Half an hour by motorcycle outside of Phnom Penh. A peaceful spot by the riverside. A place where fat lazy bees buzzed, and where crickets sawed songs in the grass.
A dirt pathway wound through this scene. I followed it until I met with the overgrown pit of an exhumed grave, its sides eroded like elderly gums or the caved-in face of a hobo. There were dozens of them, choked with stagnant water and mud. Once they were each choked with a hundred or more mangled bodies.
On the ground at my feet, pieces of coarse blue cloth were embedded in the dirt. A human ulna bone and several perfect molars had been revealed by heavy rain. When I crouched down to touch them, I saw that the ground around me was scattered with teeth.

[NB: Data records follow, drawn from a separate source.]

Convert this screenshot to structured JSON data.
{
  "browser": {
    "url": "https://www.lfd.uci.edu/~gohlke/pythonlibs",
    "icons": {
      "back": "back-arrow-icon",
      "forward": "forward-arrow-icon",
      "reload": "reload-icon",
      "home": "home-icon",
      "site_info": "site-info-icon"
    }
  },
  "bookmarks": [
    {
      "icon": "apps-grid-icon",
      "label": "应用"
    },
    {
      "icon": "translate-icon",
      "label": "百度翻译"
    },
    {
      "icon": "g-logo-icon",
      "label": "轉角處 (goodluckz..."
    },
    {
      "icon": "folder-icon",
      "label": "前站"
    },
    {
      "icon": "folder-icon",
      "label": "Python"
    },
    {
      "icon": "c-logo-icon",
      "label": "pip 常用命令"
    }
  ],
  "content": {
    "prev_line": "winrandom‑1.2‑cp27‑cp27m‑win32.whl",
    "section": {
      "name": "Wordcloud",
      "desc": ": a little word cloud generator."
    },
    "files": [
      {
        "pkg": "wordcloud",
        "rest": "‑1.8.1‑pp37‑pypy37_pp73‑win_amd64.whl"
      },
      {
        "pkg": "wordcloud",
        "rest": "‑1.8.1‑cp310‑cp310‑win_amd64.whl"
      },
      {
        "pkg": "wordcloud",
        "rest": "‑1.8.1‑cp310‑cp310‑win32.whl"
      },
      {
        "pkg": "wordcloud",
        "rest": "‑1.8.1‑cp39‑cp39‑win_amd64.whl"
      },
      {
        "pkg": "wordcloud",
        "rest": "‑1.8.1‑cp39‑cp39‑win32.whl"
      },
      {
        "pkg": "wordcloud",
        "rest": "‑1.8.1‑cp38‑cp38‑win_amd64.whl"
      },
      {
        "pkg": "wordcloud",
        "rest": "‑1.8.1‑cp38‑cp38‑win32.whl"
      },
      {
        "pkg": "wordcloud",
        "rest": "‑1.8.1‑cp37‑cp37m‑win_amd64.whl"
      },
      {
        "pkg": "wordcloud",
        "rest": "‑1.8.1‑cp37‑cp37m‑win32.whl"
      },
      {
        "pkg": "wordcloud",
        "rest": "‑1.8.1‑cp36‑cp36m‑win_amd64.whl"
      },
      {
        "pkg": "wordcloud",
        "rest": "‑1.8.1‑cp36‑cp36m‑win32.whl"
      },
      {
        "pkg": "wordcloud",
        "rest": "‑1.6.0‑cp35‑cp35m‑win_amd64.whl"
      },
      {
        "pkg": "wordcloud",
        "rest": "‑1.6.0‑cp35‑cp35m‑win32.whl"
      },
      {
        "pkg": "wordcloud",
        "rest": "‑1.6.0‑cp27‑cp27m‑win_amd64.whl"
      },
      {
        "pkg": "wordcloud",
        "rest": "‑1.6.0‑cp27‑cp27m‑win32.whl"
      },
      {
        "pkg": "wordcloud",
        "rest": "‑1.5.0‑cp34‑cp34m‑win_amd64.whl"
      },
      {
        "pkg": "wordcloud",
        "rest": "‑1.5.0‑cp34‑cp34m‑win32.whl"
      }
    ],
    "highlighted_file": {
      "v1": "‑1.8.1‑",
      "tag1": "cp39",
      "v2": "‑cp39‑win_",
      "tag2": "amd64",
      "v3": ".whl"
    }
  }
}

The still air echoed with the sounds of a thousand primitive deaths: half-starved men bludgeoned with rifle butts and shovels; babies thrown into the air and caught on bayonets, the smothering pain of the drowning tank. In a peasant’s war, bullets cost the same as mercy — both were in short supply. The people who did this now live back in town, just down the street from the families of the disappeared.
Afterwards, my driver wanted to take me to a shooting range run by the Cambodian military. He bounced from foot to foot with excitement, his face split by a smile. I could fire handguns, AK-47’s, an M-60, or a Russian rocket launcher. For about a hundred bucks more, they would buy a cow from a local farmer and shove it onto the shooting range for my enjoyment. We had just visited the killing fields, but no one saw the contradiction in this.
Phnom Penh is a long way away, mister. Its symmetry is disturbed. Its collective psyche has been shattered. It’s a place whose soul has been horribly blighted. It’s not the kind of place you want to go back to. It’s the kind of place you escape.